RBN || Jakarta
Gelombang protes iklim global kembali mengguncang dunia dan kali ini dipimpin oleh Generasi Z yang menolak diam menyaksikan bumi semakin panas. Di berbagai kota besar suara yang sama menggema bahwa krisis iklim tidak lagi dapat ditunda dan para pemimpin dunia dianggap belum bertindak secepat yang dibutuhkan. Laporan terbaru dari IPCC yang memperingatkan percepatan kenaikan suhu global mendorong rasa genting terutama di kalangan anak muda yang merasa masa depan mereka sedang dipertaruhkan.

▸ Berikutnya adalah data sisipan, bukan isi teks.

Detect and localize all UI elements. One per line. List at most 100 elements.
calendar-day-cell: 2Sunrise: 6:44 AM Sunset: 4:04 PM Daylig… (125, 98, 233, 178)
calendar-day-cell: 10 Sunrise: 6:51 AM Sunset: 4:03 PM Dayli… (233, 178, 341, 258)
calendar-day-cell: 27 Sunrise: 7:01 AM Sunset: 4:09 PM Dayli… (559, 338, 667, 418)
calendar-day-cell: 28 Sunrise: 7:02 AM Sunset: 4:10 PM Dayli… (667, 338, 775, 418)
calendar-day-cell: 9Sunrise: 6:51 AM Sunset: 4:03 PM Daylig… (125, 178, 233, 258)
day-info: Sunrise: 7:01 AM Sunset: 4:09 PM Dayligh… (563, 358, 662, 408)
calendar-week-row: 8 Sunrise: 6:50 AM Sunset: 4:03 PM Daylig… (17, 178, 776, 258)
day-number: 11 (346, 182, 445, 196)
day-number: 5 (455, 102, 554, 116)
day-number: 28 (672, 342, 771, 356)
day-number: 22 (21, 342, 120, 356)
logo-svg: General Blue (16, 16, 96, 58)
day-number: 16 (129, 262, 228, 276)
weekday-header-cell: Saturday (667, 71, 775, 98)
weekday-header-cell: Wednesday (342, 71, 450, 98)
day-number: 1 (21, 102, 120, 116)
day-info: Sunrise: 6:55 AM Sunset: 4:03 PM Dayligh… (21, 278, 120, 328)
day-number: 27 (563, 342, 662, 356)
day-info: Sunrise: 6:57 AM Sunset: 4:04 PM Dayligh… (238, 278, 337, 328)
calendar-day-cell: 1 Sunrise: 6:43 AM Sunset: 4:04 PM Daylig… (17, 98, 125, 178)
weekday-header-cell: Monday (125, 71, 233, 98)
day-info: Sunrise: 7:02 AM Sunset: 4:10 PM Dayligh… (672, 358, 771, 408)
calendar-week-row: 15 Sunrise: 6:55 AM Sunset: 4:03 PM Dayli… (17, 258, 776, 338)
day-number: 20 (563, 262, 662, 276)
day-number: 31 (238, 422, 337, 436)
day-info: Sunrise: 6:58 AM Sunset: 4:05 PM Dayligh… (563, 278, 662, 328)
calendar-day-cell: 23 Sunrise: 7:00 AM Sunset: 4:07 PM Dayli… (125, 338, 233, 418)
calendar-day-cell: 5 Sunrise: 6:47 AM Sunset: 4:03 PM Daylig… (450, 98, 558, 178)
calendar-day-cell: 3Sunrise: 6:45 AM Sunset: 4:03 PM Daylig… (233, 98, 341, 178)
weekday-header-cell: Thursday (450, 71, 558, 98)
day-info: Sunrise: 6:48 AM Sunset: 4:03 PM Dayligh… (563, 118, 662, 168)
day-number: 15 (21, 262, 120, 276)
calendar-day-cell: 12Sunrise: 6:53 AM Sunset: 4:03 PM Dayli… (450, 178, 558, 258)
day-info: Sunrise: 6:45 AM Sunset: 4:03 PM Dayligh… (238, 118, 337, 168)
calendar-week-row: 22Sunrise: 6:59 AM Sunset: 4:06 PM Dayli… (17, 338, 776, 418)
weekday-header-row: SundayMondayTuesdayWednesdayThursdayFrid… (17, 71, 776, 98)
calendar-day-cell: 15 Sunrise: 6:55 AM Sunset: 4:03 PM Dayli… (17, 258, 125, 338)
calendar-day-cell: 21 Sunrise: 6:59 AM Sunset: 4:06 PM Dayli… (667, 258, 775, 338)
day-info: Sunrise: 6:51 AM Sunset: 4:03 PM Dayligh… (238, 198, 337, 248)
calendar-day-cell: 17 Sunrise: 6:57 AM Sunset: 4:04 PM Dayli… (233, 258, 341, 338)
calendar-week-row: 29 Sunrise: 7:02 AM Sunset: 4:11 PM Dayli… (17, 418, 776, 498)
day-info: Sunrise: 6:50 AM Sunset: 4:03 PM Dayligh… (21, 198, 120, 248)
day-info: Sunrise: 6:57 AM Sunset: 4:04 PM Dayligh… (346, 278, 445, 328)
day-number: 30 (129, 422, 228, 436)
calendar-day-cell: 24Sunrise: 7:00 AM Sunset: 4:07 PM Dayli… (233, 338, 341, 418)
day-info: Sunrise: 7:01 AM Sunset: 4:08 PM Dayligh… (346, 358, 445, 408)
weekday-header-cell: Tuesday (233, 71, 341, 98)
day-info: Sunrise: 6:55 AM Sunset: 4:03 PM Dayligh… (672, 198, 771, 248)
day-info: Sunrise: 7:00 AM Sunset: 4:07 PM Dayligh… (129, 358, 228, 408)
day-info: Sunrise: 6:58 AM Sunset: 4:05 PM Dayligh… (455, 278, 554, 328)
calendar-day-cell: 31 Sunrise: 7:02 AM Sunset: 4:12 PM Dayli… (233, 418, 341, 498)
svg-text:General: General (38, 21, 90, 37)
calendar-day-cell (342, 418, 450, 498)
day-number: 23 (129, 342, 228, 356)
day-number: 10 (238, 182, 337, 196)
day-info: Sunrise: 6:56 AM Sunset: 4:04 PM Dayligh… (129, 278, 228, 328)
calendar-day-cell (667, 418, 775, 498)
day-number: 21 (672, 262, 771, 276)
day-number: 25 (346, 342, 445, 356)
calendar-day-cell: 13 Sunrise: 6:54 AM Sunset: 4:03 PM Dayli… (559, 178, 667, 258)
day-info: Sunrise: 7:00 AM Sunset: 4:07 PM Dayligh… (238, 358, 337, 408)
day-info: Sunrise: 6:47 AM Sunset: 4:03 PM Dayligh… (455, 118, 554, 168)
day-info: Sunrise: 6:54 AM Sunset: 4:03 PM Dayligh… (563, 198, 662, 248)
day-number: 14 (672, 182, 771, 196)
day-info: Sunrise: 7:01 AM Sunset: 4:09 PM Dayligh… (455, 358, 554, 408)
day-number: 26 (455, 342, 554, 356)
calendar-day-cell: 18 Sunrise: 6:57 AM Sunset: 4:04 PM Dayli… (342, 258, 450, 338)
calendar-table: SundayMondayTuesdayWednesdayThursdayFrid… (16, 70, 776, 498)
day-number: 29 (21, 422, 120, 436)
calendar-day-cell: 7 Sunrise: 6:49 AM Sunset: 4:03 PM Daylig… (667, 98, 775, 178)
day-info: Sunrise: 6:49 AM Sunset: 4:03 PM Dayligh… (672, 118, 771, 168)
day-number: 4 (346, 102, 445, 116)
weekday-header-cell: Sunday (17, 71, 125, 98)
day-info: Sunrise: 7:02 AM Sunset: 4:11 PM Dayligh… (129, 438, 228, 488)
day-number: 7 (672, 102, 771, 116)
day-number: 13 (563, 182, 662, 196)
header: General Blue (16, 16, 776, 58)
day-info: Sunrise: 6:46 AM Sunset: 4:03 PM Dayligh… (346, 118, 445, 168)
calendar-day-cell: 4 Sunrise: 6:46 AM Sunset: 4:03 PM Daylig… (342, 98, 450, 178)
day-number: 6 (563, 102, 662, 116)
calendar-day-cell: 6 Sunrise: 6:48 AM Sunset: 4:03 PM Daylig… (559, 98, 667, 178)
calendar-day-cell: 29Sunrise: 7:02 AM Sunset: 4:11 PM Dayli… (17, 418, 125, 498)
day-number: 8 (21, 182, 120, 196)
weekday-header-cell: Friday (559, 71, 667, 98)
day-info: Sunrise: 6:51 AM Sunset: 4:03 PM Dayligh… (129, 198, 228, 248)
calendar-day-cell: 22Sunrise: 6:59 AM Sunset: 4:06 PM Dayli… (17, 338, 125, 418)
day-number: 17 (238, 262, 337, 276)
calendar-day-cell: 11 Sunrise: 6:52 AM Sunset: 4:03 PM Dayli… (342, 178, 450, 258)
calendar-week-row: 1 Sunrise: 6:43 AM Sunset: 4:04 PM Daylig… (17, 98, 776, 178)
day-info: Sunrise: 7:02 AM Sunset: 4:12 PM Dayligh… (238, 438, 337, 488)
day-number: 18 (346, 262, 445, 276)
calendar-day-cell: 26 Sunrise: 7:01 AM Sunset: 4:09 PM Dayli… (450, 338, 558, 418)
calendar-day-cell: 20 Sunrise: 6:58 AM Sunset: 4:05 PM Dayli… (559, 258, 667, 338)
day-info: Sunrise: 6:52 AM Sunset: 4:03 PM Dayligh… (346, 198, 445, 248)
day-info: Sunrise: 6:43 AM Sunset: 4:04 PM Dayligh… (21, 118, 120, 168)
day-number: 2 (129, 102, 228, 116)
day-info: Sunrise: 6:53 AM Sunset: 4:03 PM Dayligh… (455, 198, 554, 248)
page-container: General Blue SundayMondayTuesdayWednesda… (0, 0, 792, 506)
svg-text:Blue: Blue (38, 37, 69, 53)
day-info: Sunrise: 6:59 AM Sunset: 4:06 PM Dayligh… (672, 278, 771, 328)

Sekretaris Jenderal PBB Antonio Guterres pernah menyampaikan dalam pidatonya yang dikutip banyak media internasional bahwa dunia sedang menekan pedal gas menuju neraka iklim. Pernyataan itu menjadi simbol dari kekhawatiran generasi muda. Seorang pengamat lingkungan dari University of Cambridge Dr Fiona Hill mengatakan bahwa protes besar ini tidak hanya ekspresi moral tetapi juga pengingat keras bahwa kebijakan politik yang ada saat ini tidak lagi cukup menghadapi skala krisis ekologis.
Di Indonesia laporan dari Kompas mencatat meningkatnya keikutsertaan pelajar dalam aksi iklim terutama di Jakarta Bandung dan Denpasar. Media The Guardian menggambarkan situasi serupa di Eropa ketika ribuan remaja menggelar aksi duduk di depan gedung parlemen Inggris untuk mendesak penghentian eksplorasi bahan bakar fosil. Mereka membawa pesan yang viral seperti “No Planet B dan We are fighting for our right to a future” yang kemudian menjadi simbol perlawanan global.
Berbagai pemerintah mulai merespons tekanan publik dengan mempercepat penggunaan energi terbarukan meskipun banyak pengamat menilai langkah tersebut belum cukup. Majalah Time mengutip analis lingkungan Lauren Sanchez yang menegaskan bahwa transisi energi bersih hanya akan berhasil apabila negara berani mengurangi ketergantungan pada industri fosil secara signifikan.
Di sisi lain gerakan ini juga menyingkap dampak psikologis yang dirasakan generasi muda. Laporan New York Times menyoroti meningkatnya kecemasan iklim sebagai biaya emosional dari krisis yang terus berkembang. Fenomena ini dianggap sebagai respons wajar terhadap bukti ilmiah yang semakin mengkhawatirkan.
Meskipun tantangan masih besar satu hal kini semakin jelas bahwa generasi baru bukan hanya pewaris bumi tetapi juga kekuatan yang berani memperjuangkannya. Seorang aktivis muda yang dikutip BBC berkata bahwa kami bukan suara masa depan karena kami adalah suara hari ini yang menuntut perubahan sekarang.